After years of public disenchantment with the BCS system, university executives have approved a plan to institute a four-team playoff system to determine the national champion, starting in the year 2014.

Here’s the scoop from ESPN:

The group of presidents also endorsed a rotation of the semifinal games among six bowl sites and a rotation of the championship game among neutral sites. The semifinals either will be played on New Year’s Eve or New Year’s Day, and the national title game will be played on “Championship Monday,” the first Monday in January that is six or more days after the final semifinal game is played.

“A four-team playoff doesn’t go too far; it goes just the right amount,” said Virginia Tech president Charles Sterger, chair of the presidential oversight committee. “We are very pleased with this arrangement even though some issues & remain to be finalized.”
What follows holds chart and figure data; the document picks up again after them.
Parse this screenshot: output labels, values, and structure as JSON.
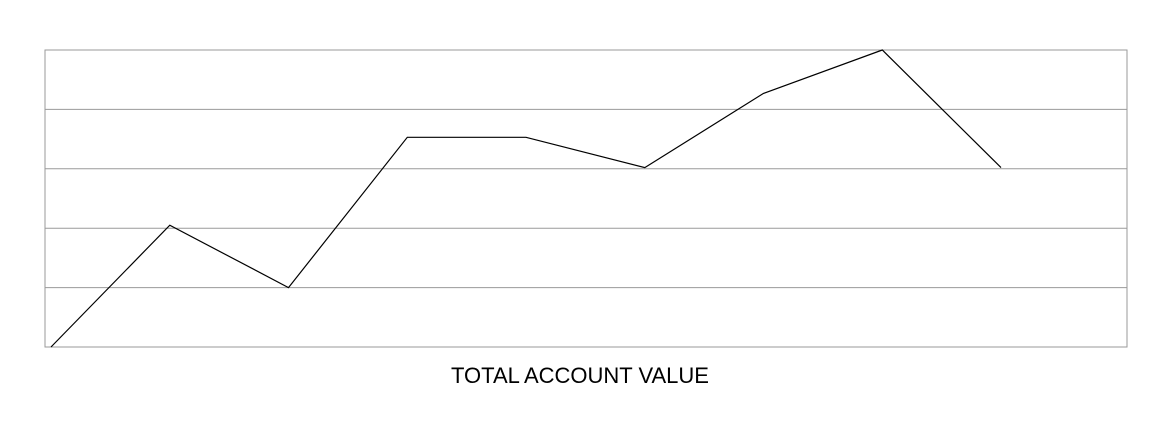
{
  "chart_data": {
    "type": "line",
    "title": "TOTAL ACCOUNT VALUE",
    "xlabel": "",
    "ylabel": "",
    "x": [
      1,
      2,
      3,
      4,
      5,
      6,
      7,
      8,
      9
    ],
    "ylim": [
      0,
      5
    ],
    "grid": true,
    "series": [
      {
        "values": [
          0,
          2.05,
          1.0,
          3.53,
          3.53,
          3.02,
          4.27,
          5.0,
          3.02
        ]
      }
    ],
    "colors": {
      "line": "#000000",
      "grid": "#9a9a9a",
      "frame": "#9a9a9a"
    }
  }
}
There will be three contract bowls — the Champions Bowl, which is a partnership between the Big 12 and SEC, the Rose Bowl, which has a longstanding tradition between the Big Ten and Pac 12, and a bowl to be determined for the ACC, which is likely to continue its partnership with the Orange Bowl.

“In terms of our contract bowl, and our New Year’s Day tie-in, we expect to have an announcement on that jointly in the very near future,” Swofford said.

The three other bowls, called “access bowls,” have yet to be determined, but the decision will force the Sugar Bowl and Fiesta Bowl to become bidders…

I have mixed feelings about this. For one thing, there are always going to be people who are disappointed with the way college football championships are decided. This new system won’t change that. There will still be deserving teams who don’t qualify to be in the top four–just because they come from a tough conference. There will still be debate about whether the best teams got a fair shot at the title. TRUST ME–the controversy is not going away. But what will happen is that colleges and sports networks will rake in millions more in revenues.

This is just one more step toward the professionalization of televised college sports, which long ago embraced big money and adhered to the ideals of “amateur athletics” only as a facade. Why not pay the athletes if others are going to make millions off of them? Yes, they get full scholarships, but if we are going to have them playing in big time televised playoff games-thereby extending the playing season even further into the winter–maybe it’s time for universities to compensate their players, as Steve Spurrier has suggested.